Even for n = 100000, the algorithm performs only a few million bit operations, which is easily fast enough.
Test Cases
sol = Solution()
assert sol.maxXorSubsequences([1, 2, 3]) == 3 # example 1
assert sol.maxXorSubsequences([5, 2]) == 7 # example 2
assert sol.maxXorSubsequences([0, 0]) == 0 # all zeros
assert sol.maxXorSubsequences([1, 1]) == 1 # duplicate values
assert sol.maxXorSubsequences([2, 2]) == 2 # duplicate powers of two
assert sol.maxXorSubsequences([1, 2]) == 3 # simple combination
assert sol.maxXorSubsequences([1, 2, 4]) == 7 # all independent bits
assert sol.maxXorSubsequences([8, 4, 2, 1]) == 15 # full bit coverage
assert sol.maxXorSubsequences([7, 7, 7]) == 7 # all identical
assert sol.maxXorSubsequences([3, 5, 6]) == 6 # dependent vectors
assert sol.maxXorSubsequences([1000000000, 0]) == 1000000000 # large value
assert sol.maxXorSubsequences([9, 10, 5]) == 15 # mixed values
Test Summary
| Test | Why |
|---|---|
[1,2,3] |
Official example |
[5,2] |
Official example |
[0,0] |
All values zero |
[1,1] |
Duplicate values |
[2,2] |
Duplicate power of two |
[1,2] |
Small independent basis |
[1,2,4] |
Every bit independent |
[8,4,2,1] |
Maximum combination of distinct bits |
[7,7,7] |
Repeated identical values |
[3,5,6] |
Linear dependency case |
[1000000000,0] |
Large boundary value |
[9,10,5] |
General mixed input |
Edge Cases
All Elements Are Zero
Consider:
[0, 0, 0]
Every subset XOR is zero.
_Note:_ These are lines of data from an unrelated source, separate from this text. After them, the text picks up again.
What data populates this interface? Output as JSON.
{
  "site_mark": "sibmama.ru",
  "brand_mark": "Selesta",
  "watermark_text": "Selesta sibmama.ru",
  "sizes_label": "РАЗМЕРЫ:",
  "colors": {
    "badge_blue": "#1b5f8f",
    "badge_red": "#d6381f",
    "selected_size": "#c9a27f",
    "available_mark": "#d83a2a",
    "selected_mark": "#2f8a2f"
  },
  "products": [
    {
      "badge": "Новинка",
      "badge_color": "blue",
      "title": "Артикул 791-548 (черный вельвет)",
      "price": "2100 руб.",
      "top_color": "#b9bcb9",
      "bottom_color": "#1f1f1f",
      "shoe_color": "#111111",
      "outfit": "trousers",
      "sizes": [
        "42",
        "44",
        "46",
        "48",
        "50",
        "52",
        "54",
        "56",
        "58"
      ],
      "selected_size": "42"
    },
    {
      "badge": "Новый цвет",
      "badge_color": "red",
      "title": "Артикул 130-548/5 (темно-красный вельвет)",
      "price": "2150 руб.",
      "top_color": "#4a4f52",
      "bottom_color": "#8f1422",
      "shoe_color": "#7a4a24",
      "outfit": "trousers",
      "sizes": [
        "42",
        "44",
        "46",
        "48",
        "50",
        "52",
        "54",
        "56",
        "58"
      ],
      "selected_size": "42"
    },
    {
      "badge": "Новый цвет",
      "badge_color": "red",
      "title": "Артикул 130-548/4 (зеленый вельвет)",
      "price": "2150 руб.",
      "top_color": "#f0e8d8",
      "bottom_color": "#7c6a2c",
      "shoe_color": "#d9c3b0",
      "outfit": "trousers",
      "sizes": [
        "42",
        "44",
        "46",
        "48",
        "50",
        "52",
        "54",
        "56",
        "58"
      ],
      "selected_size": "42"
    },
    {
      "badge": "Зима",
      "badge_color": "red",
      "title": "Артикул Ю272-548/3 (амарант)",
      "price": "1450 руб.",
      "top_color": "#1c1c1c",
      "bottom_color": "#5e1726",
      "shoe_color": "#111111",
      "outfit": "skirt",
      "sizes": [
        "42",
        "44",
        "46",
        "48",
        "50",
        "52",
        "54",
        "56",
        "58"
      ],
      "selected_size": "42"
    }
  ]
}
A buggy implementation might accidentally insert zero into the basis or treat it as an independent vector. The basis construction naturally ignores zeros because they never introduce a leading bit. The returned answer is correctly 0.
Many Duplicate Values
Consider:
[7, 7, 7, 7]
Repeated values are linearly dependent under XOR. A naive basis implementation might store multiple copies and produce incorrect results. During elimination, all redundant copies reduce to zero and are discarded. Only one independent vector remains.
Maximum Answer Requires Combining Several Numbers
Consider:
[1, 2, 4, 8]
The largest element is 8, but the optimal XOR is:
1 XOR 2 XOR 4 XOR 8 = 15
A greedy strategy that simply chooses the largest number would fail. The linear basis correctly explores the entire XOR vector space and finds the globally optimal value 15.
Overlapping Subsequences
The statement explicitly allows overlap. This detail is easy to overlook and fundamentally changes the problem. Because an element may appear in both subsequences, its contribution can be canceled out in X XOR Y. This makes every subset XOR achievable, which is exactly the property that reduces the problem to the classical maximum subset XOR problem. The implementation relies on this observation and therefore handles overlapping choices correctly.